Реакцией директрисы опять был ужас:

— Что вы! Вспомните, как она воскрешает картины своей юности в Вене! А годы, прожитые в Хайлигенштадте![5] А поездка в Италию!

Верно, все верно, и в какой-то другой день и час я, наверное, смягчилась бы при этих словах, потому что голос директрисы прозвучал скорбно, но тогда я только усмехнулась в ответ:

— Лондон бомбили, а она в своей квартире на Ноттинг-хилл мучилась — не могла решить, куда пойти, какое приглашение выбрать из десятка! — Тут я, не давая директрисе вставить словечко, рассказала, что в конце своей книги Кац сыплет громкими именами как из рога изобилия и не может удержаться от бахвальства, перечисляя тех, кто одобрительно отозвался о ее литературном дебюте, да еще сдабривает все цитатами из рецензий, но лишь мимоходом упоминает, что ее отец умер в Лондоне в буквальном смысле от тоски по родине.

Понятия не имею, почему я так раскипятилась, стараясь просветить директрису, и почему в конце концов опять вернулась к Хиршфельдеру, почему стала сравнивать его несгибаемость с амбициозностью миссис Кац. Директриса о нем слыхом не слыхивала, это меня подстегнуло, я рассказала его историю, все, что тогда знала; рассказывала так, будто сама ее сочинила, вернее, присвоила, и попыталась втолковать директрисе, что надо прочесть его книгу, — вот тогда она другими глазами будет смотреть на автобиографию Кац. Я с недоумением осознала свою горячность лишь потом, уже на улице, директриса, конечно, не могла взять в толк, с чего это я так бурно отреагировала на ее совет, да еще без тени сомнения в собственной непогрешимой правоте, — нет, в самом деле, кто я такая, чтобы судить о вещах, о которых мне известна самая малость, кто я, чтобы осуждать Кац и тревожить память умершего писателя?

В гостинице мне вручили увесистый пакет, письма при нем не было; бандероль срочной почтой прислала Кэтрин, в ней оказались наброски, в которых Хиршфельдер писал о своем заключении — как выяснилось, фрагменты, отрывки, каждый не больше двух-трех страниц; на некоторых листках стояли даты, и если они были правильными, то последние записи были сделаны Хиршфельдером за год до смерти.
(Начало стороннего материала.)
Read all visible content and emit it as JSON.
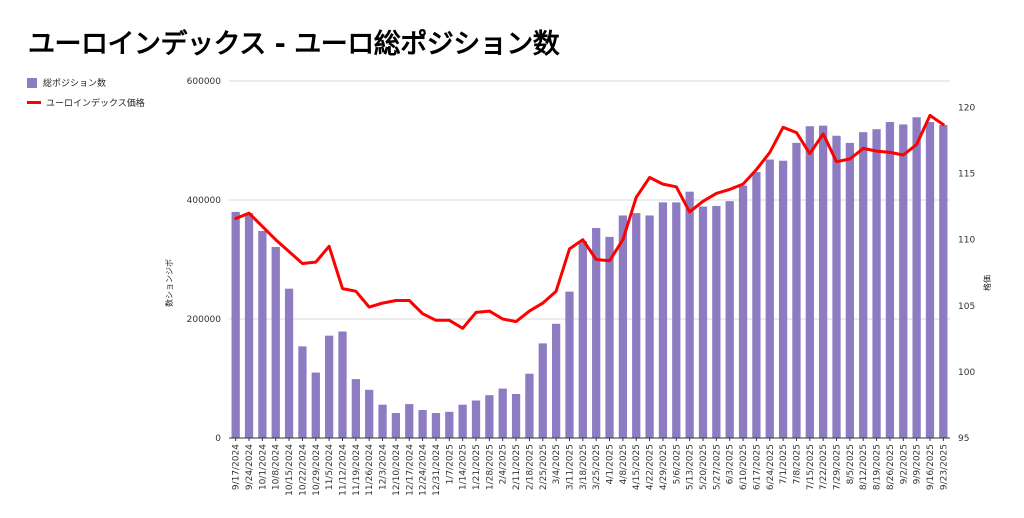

Я мгновенно очутилась на пароме, и он повез меня к острову Мэн, но прежде я, получше разобравшись, обнаружила листки из дневника; записи часто состояли из нескольких строчек, отрывистых, с пропусками, часто отсутствовали записи о значительных отрезках времени, в одном месте — ничего за целых полтора месяца, ни слова, ни хотя бы значка, однако в это время он находился в заключении: с июня 1940-го по август 1941 — го. На самом первом листке лаконично значилось: «Вышли на пароме из Ливерпуля», больше ничего, но я прочитала и помчалась в Ливерпуль, и вот уже стою на палубе, смотрю на давно заброшенные доки, пытаюсь представить себе, каким был этот берег раньше, когда на него смотрел Хиршфельдер: то же нагромождение дымовых труб, портовых кранов, огромных цистерн, но гиганты, скрытые за серыми стенами, тогда трудились, дымили и грохотали, багрово пылающие, раскаленные чуть не до взрыва, и столбы дыма поднимались в небо и, слившись, висели в нем непроницаемо черной пеленой, а на берегу и в устье реки шла лихорадочная суета, каждую неделю уходили караваны, транспорты, и в море крейсировали корабли. Берег медленно уплывал вдаль, и тут я подумала — наверное, Хиршфельдер в этот момент почувствовал облегчение, потому что остались позади недели, прожитые в перевалочном лагере на окраине Ливерпуля, о которых он впоследствии писал как о жутком кошмаре, и наверное, он уже тогда предчувствовал, что ждет впереди, и — наконец-то! — я увидела его, увидела как наяву — он стоит на палубе возле поручней, не на шутку испуганный, потому что заметил — взятый паромом курс идет зигзагами; он замер, уставясь на волны, не обращая внимания на солдат охраны, которые, — уж как водится, с примкнутыми штыками — встали за его спиной, как будто он каждую минуту мог броситься за борт.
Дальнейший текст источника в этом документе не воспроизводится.